When Sleep Grinds to a Halt
Prevention & Treatment Is the teeth grinding of sleep-related bruxism getting in the way of your rest?
Sleep-related bruxism is a common sleep disorder that involves regular or frequent tooth grinding sounds that occur during sleep. These sounds can be unpleasant and disturbing to both you and your bed partner. The grinding also can be loud, which can cause brief arousals from sleep.
A common sign of sleep bruxism is abnormal tooth wear. Other warning signs include jaw muscle pain or jaw locking in the morning. Many people who have sleep bruxism also have painful morning headaches. Most normal sleepers have occasional jaw muscle contractions during sleep. However, these contractions are more frequent and more intense in people who have sleep bruxism. A person with severe sleep bruxism has more than four episodes of jaw muscle contraction per hour of sleep.
“Untreated sleep apnea increases your risk for damaging health problems such as high blood pressure, heart disease and stroke.”
Sleep bruxism is most common during childhood, occurring in about 14 to 17 percent of children. It occurs in less than 10 percent of adults, affecting men and women equally. In some adults, sleep bruxism may be related to stress or anxiety.
Sleep bruxism also is common in people who have obstructive sleep apnea, which is a chronic disease that involves repetitive episodes of complete or partial upper airway obstruction during sleep. Untreated sleep apnea increases your risk for damaging health problems such as high blood pressure, heart disease and stroke.
Sleep bruxism is commonly treated with an occlusal splint. This is a mouth guard that is custom-fit by a dentist. It protects your teeth and reduces the sound of tooth grinding while you sleep. Cognitive behavioral therapy techniques, such as muscle relaxation, may also help reduce episodes of sleep bruxism.

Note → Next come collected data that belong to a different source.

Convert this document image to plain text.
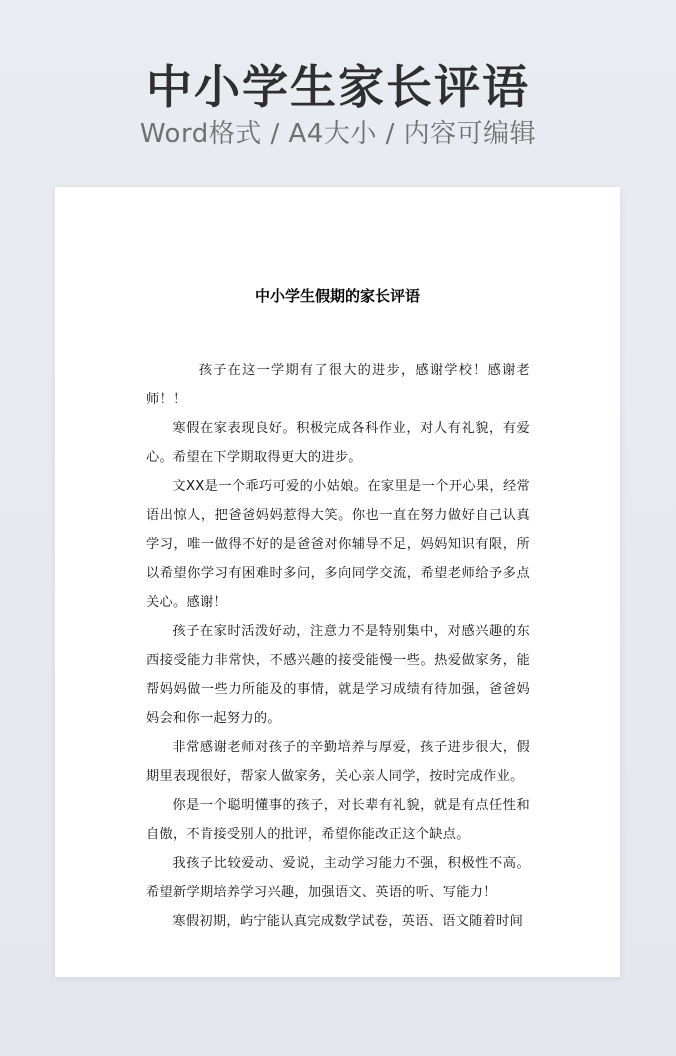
中小学生家长评语
Word格式 / A4大小 / 内容可编辑
中小学生假期的家长评语

孩子在这一学期有了很大的进步，感谢学校！感谢老师！！

寒假在家表现良好。积极完成各科作业，对人有礼貌，有爱心。希望在下学期取得更大的进步。

文XX是一个乖巧可爱的小姑娘。在家里是一个开心果，经常语出惊人，把爸爸妈妈惹得大笑。你也一直在努力做好自己认真学习，唯一做得不好的是爸爸对你辅导不足，妈妈知识有限，所以希望你学习有困难时多问，多向同学交流，希望老师给予多点关心。感谢！

孩子在家时活泼好动，注意力不是特别集中，对感兴趣的东西接受能力非常快，不感兴趣的接受能慢一些。热爱做家务，能帮妈妈做一些力所能及的事情，就是学习成绩有待加强，爸爸妈妈会和你一起努力的。

非常感谢老师对孩子的辛勤培养与厚爱，孩子进步很大，假期里表现很好，帮家人做家务，关心亲人同学，按时完成作业。

你是一个聪明懂事的孩子，对长辈有礼貌，就是有点任性和自傲，不肯接受别人的批评，希望你能改正这个缺点。

我孩子比较爱动、爱说，主动学习能力不强，积极性不高。希望新学期培养学习兴趣，加强语文、英语的听、写能力！

寒假初期，屿宁能认真完成数学试卷，英语、语文随着时间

If your doctor determines that you have sleep apnea, then one treatment option is to get an oral appliance that is custom-fit by a qualified dentist. It supports the jaw in a forward position to help maintain an open upper airway during sleep. In addition to treating sleep apnea, oral appliance therapy may reduce sleep bruxism in people who have both problems.
Talk to your dentist if you are concerned that you or your bed partner may have sleep bruxism because getting help is good for your teeth and your sleep.